Research carried out by foreign exchange firm Fexco revealed that smaller businesses are increasingly bearing the brunt of a spike in costs caused by Brexit uncertainty, and that many owners have been forced to scale back their imports as a result.
Fexco’s figures revealed two consecutive months of reduced import spending from small UK businesses in July and August this year. In July, the number of foreign currency purchases made by those at smaller firms fell by seven per cent compared with the same month in 2015, whereas the number of purchases made in August fell by five per cent compared with last year.

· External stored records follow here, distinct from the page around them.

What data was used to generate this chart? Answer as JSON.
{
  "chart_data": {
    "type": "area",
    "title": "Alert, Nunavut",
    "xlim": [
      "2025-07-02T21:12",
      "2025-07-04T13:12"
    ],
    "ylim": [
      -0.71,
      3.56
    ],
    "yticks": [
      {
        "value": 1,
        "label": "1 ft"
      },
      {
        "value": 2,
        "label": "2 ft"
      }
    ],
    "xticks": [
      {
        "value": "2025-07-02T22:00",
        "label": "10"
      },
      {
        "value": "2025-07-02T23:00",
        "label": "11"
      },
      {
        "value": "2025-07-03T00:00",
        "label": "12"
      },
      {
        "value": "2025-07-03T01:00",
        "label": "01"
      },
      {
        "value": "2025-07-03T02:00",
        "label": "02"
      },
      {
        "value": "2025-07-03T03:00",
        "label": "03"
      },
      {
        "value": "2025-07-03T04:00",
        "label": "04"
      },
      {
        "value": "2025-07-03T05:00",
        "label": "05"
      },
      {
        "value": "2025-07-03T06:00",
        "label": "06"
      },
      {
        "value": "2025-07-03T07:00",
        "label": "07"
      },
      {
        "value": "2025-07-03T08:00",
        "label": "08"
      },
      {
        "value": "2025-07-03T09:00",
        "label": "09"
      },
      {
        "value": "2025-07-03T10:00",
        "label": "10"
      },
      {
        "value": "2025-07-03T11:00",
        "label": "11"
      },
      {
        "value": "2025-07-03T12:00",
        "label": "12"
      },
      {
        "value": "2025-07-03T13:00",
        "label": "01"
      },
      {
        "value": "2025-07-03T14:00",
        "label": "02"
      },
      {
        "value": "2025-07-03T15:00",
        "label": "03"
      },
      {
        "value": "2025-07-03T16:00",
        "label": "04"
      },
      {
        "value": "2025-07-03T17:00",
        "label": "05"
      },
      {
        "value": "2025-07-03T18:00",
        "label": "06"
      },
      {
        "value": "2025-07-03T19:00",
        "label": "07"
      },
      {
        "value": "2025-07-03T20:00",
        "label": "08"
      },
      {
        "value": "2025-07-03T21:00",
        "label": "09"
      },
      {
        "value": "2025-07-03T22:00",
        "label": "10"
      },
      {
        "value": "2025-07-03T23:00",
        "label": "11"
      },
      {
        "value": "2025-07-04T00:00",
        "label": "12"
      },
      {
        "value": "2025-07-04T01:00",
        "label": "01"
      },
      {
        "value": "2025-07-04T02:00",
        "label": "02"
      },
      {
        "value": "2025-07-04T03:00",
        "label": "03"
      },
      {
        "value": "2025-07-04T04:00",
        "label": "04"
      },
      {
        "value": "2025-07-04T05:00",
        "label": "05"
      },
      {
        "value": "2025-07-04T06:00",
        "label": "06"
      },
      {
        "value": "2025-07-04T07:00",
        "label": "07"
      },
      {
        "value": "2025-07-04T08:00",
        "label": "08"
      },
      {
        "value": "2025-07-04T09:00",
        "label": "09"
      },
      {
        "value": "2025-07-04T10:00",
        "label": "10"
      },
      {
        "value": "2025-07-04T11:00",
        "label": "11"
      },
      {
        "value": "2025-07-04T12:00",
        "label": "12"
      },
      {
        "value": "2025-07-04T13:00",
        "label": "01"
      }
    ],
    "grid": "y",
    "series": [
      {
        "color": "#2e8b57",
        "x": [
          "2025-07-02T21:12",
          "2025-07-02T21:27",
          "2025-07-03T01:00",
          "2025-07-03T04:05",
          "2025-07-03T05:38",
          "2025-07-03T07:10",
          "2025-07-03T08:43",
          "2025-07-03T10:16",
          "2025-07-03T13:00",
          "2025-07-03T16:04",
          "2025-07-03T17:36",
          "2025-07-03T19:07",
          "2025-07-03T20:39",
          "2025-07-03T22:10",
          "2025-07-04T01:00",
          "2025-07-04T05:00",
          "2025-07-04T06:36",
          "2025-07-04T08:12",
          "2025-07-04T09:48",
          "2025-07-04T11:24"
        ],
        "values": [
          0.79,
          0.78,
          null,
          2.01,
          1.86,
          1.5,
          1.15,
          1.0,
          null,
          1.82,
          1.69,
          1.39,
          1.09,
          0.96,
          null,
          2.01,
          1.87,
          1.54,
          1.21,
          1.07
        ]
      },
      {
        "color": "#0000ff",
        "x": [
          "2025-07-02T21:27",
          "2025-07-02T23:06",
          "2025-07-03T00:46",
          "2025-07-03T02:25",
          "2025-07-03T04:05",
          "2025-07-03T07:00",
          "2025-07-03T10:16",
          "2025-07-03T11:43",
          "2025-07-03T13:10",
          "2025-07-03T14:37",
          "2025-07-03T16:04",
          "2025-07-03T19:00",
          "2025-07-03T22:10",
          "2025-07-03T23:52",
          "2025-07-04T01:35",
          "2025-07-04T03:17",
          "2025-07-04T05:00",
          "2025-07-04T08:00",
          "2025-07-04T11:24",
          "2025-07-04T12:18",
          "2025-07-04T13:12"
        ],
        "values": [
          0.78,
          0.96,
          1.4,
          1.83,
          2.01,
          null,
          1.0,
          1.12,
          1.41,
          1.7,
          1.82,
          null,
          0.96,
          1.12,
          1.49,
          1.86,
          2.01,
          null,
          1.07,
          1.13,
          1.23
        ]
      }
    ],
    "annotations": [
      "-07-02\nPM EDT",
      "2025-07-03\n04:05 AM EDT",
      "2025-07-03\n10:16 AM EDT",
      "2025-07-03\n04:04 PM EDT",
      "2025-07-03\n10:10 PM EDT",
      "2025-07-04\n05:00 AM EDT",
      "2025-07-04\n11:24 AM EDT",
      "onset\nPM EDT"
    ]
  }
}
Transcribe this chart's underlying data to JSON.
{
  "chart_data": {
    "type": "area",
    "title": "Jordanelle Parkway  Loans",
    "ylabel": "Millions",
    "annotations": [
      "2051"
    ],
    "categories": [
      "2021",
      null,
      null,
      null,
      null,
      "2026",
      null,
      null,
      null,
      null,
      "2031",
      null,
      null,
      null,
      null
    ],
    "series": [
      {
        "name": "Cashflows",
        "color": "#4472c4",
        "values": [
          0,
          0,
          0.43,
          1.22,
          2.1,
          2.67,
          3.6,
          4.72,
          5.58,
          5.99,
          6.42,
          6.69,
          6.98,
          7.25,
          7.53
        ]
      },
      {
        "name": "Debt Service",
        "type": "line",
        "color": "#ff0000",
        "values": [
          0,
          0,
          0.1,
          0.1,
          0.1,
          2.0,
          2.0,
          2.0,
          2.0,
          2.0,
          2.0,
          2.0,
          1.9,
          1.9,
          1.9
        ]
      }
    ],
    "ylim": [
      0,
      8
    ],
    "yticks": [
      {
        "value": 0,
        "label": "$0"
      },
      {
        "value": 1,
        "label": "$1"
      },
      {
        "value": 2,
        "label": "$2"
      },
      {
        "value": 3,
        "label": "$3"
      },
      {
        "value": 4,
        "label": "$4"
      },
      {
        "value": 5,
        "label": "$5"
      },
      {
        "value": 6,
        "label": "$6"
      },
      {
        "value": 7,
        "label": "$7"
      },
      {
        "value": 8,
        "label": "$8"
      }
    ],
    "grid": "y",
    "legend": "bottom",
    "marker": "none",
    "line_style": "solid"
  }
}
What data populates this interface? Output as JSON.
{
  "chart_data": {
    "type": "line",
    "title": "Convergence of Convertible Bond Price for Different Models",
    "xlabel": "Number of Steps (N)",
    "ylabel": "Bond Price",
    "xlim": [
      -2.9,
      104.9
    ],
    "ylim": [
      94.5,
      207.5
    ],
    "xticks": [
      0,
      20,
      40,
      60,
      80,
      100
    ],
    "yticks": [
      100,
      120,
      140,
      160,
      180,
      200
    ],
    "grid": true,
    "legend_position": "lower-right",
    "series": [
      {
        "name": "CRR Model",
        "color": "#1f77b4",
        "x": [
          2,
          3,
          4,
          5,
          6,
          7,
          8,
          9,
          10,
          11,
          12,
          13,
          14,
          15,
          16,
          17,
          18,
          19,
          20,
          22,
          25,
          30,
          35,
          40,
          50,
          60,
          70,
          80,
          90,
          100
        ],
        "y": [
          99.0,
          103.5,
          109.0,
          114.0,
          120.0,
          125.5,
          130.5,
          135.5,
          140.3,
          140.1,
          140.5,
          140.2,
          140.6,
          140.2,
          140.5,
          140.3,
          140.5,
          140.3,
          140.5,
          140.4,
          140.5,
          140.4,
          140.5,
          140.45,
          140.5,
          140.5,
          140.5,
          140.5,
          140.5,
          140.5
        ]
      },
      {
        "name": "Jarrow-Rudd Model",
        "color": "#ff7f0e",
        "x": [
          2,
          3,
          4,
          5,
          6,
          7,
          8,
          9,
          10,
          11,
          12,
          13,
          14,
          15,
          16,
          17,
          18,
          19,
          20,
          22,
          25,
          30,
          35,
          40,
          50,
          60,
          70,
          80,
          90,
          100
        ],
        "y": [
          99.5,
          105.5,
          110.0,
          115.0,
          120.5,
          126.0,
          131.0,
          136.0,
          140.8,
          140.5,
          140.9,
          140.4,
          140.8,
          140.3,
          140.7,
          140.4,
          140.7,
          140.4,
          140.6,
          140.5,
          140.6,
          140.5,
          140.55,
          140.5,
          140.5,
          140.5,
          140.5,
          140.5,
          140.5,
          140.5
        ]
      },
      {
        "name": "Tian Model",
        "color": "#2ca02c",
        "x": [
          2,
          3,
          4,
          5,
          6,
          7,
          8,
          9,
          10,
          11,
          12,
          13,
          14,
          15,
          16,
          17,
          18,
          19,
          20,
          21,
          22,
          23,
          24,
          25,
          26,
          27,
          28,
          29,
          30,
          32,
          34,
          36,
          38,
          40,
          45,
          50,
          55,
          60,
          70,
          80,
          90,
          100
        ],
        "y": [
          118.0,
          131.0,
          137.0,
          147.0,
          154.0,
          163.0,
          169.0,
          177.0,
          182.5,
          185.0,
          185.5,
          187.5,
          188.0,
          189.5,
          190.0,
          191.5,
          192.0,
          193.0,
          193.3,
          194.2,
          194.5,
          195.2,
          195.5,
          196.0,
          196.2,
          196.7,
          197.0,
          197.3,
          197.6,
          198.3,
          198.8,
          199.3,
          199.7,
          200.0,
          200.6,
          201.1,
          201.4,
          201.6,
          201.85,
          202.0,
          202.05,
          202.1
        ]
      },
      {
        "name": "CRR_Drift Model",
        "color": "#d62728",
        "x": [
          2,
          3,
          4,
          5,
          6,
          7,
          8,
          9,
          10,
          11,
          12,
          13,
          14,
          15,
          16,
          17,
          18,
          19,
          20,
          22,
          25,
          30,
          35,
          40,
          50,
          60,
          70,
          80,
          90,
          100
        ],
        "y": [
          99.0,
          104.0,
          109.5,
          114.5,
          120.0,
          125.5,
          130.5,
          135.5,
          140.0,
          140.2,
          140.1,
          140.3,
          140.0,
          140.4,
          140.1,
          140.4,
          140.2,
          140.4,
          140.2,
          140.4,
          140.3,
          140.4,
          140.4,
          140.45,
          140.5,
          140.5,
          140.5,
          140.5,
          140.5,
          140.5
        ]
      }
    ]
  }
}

The average size of foreign currency transactions also fell significantly throughout the period, as small firms sought to conserve money. The size of transactions fell by 29 per cent in July compared with 2015, with the figure recovering to just an 11 per cent fall in August.
In contrast, the number of foreign currency transactions among larger UK companies actually increased rose by seven per cent compared with July and August 2015, with these firms more likely to use hedging strategies to limit risk when buying internationally.
The pound is worth ten per cent less against the euro and 12 per cent less against the dollar than before the referendum on 23 June. Head of trading at Fexco, David Lamb, said that small UK businesses have become the biggest losers from this sustained period of weakness.
“Small firms don’t hedge against risks and leave themselves open to costly dips in the pound’s value,” explained Lamb.
“Our data shows these firms are trying to mitigate risks by making smaller import purchase than they did this time last year – but this bodes ill for their ability to grow.”